My grandmother used to make all the dough herself, rolling it and cutting it as well, while the grandchildren stuffed the hats, but in the last 5 years she started slowing down due to her advancing age.  She was in her early to mid 70's when she finally decided she'd teach someone else and Allow them to "help" her and she chose me!

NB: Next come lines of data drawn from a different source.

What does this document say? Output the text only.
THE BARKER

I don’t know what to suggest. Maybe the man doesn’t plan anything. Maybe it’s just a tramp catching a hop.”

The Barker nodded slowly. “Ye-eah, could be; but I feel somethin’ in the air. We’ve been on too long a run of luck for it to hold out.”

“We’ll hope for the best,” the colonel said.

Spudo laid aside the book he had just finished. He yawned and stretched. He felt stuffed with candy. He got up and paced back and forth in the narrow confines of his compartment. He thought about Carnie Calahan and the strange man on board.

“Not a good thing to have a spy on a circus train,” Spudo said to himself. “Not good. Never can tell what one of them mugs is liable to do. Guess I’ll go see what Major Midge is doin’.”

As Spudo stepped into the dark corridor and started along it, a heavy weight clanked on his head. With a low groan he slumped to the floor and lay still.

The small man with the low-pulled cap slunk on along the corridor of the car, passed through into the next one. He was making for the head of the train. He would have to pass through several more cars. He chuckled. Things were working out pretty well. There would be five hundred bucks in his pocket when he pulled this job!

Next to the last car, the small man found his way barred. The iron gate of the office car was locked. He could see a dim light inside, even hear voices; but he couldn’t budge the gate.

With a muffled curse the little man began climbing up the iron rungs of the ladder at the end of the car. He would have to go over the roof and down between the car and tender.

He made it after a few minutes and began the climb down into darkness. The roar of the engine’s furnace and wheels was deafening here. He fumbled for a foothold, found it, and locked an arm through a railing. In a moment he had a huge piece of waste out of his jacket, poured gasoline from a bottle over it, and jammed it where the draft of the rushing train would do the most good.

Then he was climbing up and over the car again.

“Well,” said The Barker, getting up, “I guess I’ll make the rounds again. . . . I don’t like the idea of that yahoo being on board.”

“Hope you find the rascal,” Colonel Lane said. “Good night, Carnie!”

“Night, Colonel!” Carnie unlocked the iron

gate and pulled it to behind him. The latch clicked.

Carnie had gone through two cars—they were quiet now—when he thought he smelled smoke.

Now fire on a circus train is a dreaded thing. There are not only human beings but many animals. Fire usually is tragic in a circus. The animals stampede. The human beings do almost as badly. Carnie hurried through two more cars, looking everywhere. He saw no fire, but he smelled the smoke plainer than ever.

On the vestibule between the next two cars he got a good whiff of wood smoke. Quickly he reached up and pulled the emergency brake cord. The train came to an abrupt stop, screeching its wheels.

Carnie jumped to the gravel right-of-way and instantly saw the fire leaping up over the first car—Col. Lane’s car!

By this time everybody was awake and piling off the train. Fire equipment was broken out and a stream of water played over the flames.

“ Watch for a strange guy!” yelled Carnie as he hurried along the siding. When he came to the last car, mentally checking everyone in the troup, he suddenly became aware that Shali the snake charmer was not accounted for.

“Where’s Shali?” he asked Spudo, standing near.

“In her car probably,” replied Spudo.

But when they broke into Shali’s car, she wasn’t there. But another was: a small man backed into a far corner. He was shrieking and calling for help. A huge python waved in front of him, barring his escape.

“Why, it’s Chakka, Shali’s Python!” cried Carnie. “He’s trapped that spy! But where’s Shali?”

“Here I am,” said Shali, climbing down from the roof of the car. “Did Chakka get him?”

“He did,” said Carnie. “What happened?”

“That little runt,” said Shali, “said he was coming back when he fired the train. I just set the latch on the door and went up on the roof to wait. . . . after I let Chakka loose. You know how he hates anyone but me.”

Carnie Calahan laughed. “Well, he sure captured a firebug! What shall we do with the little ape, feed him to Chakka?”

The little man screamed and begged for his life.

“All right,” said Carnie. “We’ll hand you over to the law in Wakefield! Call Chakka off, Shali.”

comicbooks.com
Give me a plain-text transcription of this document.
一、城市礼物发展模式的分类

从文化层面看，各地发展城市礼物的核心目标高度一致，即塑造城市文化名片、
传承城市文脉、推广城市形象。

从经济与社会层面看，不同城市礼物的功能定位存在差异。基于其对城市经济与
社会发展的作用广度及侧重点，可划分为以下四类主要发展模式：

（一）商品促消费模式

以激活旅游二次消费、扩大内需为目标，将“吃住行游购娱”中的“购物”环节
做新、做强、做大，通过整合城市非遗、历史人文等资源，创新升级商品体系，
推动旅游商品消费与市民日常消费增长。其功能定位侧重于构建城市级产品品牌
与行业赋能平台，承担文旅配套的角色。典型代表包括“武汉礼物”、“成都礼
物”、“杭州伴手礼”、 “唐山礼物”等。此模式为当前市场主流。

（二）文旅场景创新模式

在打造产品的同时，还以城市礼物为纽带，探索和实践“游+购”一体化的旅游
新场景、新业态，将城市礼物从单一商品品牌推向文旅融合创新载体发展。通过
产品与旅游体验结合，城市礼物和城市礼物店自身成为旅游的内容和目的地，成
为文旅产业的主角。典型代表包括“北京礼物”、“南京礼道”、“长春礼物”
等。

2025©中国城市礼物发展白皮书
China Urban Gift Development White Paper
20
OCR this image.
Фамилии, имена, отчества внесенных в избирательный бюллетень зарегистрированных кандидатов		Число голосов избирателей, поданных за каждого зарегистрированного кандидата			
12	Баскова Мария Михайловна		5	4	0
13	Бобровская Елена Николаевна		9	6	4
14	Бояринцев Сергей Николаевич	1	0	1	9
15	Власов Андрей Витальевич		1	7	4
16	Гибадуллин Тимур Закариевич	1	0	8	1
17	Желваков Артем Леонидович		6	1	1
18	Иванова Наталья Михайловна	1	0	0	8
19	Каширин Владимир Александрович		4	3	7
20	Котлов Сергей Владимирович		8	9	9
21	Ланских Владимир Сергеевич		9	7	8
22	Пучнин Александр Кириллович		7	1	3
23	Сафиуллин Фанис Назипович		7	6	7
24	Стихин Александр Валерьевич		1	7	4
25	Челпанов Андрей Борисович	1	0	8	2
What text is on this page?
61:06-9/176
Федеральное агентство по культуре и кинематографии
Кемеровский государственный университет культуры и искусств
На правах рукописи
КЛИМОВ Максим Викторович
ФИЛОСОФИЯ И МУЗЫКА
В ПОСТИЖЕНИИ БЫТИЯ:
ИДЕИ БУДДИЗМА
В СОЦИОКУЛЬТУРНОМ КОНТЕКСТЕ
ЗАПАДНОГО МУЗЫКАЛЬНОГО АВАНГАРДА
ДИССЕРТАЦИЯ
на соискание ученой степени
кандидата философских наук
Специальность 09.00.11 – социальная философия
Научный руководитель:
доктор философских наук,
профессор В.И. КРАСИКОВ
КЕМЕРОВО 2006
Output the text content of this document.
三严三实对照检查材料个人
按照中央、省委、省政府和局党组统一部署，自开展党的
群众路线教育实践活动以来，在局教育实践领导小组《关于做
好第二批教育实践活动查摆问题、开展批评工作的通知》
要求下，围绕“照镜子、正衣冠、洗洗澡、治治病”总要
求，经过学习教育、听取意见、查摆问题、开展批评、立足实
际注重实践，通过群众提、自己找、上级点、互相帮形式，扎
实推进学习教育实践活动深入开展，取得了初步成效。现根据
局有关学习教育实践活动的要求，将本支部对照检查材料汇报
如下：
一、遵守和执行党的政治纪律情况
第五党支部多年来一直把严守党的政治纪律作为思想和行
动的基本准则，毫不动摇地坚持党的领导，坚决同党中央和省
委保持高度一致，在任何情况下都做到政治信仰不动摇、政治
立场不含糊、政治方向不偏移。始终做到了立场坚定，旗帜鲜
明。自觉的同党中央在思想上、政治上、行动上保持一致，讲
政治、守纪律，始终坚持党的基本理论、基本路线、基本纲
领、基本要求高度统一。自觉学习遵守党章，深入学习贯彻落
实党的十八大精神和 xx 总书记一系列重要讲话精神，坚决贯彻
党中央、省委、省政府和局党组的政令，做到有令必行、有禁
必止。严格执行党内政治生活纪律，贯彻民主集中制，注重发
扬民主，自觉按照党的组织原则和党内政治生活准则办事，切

I was the only one old enough at the time and I wasn't on exams or anything from school.  I would go during the days before Christmas to help stuff the hats as she made rolled and cut the dough, and one day she was getting tired, with her arms and shoulders in bad shape, so she asked me to roll out the dough, and by the end of those short days I was making "la sfoglia" by myself while she sat next to me forming the little hats and imparting much welcomed grandmotherly wisdom on to me.  From then on, I've become the dough maker, and only recently two of my younger cousins have been trustworthy enough to roll out the dough, and Nonna is the boss who comes around to check on production and make sure it is all up to her "old school" standards.

So now the family tradition has officially been passed down the generations from grandmother, to grandchildren and we are proud of our Italian heritage, and especially of this great tradition from Nonna's Romagna- one of the only places in Italy where they make these Cappelletti.
Our Cappelletti making extravaganza this year took place between 6 and 11p on December 22nd and I have taken pictures so you can see what it is we do from start to finish.. Enjoy!

Beginning of the "Sfoglia"


Folding the eggs and flour together to make the "sfoglia"

"Sfoglia" coming together

Knead that dough!


Ball of dough!!


Rolling the "sfoglia"

Cutting the rolled dough into strips

Cutting the squares..

Pasta square with meat "impasto" on it

First attempt at folding the square into a triangle... It fell into the glass of water before my cousin or I could save it. *fail*

Second and successful attempt at folding the triangle :D

A finished Cappelletto!

Regular, white flour Cappelletti up close and personal :D
Egg and flour... all you need for great pasta dough!

Sfoglia made out of whole wheat flour

Pasta hats- Cappelletti made out of the whole wheat flour for my sister


Around 250-300 Cappalletti

Around 300-400 Cappelletti

Just over 250 Cappelletti, plus 40 whole wheat flour ones



1 comment:

Anonymous said...

Interesting to read your take on what it's all about. You can weave a yarn! I'm kidding, it's just different than how I would tell it. Very interesting to read.